En revanche, certaines sommes sont exclues de la base de calcul, car elles ne rémunèrent pas directement une activité de travail effectif. C’est le cas, par exemple, des primes de participation, d’intéressement, des primes de bilan ou des primes purement exceptionnelles, versées indépendamment du temps de travail. De même, un 13e mois versé intégralement, sans proratisation en fonction des congés pris, n’est pas intégré dans l’assiette, sauf disposition conventionnelle plus favorable.

Cette distinction est au cœur de nombreux litiges prud’homaux : des employeurs ont parfois tendance à exclure des éléments qui devraient être intégrés, ce qui minore l’indemnité de congés payés. Pour sécuriser vos droits, prenez le temps de relire votre contrat de travail et votre convention collective, qui peuvent prévoir des règles spécifiques sur l’intégration de certaines primes. En cas de doute, comparer vos bulletins de paie sur l’année permet souvent d’identifier les éléments récurrents qui auraient dû être pris en compte dans le calcul.

Les modalités de prise des congés payés pendant le préavis de démission

Au-delà du simple calcul de l’indemnité, vous pouvez vous demander s’il est possible de prendre vos congés payés pendant votre préavis de démission, plutôt que de les faire indemniser. La réponse est oui, mais sous certaines conditions. Les congés payés et le préavis obéissent en effet à des logiques différentes : l’un a vocation à vous offrir du repos, l’autre à permettre à l’employeur d’anticiper votre départ et d’assurer la transition. Les règles applicables varient selon que les congés ont été posés avant ou après la notification de la démission.

Si vos congés étaient déjà acceptés avant l’annonce de la démission, ils suspendent en principe le préavis, qui est prolongé d’autant. En revanche, si vous demandez des congés après avoir remis votre lettre de démission, ils ne décalent pas la fin du préavis, sauf accord particulier entre les parties. Comprendre ces nuances vous aidera à organiser au mieux votre départ, en conciliant vos besoins de repos, vos contraintes financières et les attentes de votre employeur.

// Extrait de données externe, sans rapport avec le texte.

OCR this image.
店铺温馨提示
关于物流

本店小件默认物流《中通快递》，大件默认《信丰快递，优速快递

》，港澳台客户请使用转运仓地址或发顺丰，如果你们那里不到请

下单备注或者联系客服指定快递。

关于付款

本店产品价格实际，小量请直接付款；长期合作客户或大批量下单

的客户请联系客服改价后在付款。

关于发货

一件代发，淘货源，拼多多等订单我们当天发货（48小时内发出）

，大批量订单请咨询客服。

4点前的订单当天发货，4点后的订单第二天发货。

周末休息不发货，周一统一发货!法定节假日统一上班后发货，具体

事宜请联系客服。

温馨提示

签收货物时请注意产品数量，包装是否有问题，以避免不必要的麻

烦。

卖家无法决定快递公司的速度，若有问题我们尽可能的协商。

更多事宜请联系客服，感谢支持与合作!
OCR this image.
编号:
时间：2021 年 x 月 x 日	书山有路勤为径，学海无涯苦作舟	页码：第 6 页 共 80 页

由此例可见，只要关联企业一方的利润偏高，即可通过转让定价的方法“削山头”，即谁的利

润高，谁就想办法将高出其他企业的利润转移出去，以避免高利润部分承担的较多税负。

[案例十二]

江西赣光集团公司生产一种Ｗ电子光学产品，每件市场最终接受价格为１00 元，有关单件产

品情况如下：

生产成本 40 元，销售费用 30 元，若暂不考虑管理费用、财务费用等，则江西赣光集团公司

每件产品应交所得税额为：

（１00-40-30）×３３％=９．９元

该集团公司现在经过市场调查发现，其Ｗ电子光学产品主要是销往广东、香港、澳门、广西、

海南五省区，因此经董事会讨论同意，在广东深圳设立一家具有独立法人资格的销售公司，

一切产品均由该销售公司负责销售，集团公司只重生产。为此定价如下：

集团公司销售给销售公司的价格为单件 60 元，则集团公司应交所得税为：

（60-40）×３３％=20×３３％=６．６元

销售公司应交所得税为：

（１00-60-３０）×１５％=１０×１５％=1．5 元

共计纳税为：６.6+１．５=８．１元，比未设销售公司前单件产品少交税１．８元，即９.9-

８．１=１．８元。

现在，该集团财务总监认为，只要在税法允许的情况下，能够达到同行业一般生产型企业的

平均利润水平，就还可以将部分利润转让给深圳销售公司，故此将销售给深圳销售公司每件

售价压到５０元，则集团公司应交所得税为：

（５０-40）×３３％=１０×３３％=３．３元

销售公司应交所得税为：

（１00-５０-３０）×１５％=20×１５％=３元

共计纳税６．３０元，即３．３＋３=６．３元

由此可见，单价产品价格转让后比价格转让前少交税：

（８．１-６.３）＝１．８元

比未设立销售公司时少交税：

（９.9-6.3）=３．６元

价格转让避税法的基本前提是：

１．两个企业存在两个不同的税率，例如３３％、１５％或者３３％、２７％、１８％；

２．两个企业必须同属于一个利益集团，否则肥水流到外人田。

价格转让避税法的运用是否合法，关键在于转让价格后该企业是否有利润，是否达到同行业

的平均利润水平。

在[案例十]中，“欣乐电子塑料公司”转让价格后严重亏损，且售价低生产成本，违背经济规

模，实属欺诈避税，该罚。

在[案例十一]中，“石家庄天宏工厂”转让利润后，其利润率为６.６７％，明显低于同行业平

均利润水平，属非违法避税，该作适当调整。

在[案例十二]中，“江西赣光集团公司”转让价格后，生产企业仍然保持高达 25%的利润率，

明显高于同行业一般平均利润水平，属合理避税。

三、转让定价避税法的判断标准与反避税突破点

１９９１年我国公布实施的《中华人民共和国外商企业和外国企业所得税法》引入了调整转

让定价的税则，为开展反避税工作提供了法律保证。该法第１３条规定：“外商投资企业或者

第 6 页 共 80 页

L’accord requis entre le salarié démissionnaire et l’employeur

Une fois la démission notifiée, toute nouvelle demande de congés payés pendant le préavis suppose l’accord exprès de l’employeur. Celui-ci n’a aucune obligation d’accepter : il peut estimer que votre présence est nécessaire pour former votre successeur, finaliser certains dossiers ou assurer la continuité du service. À l’inverse, il peut aussi y trouver un intérêt, en limitant le montant de l’indemnité compensatrice de congés payés à verser en fin de contrat.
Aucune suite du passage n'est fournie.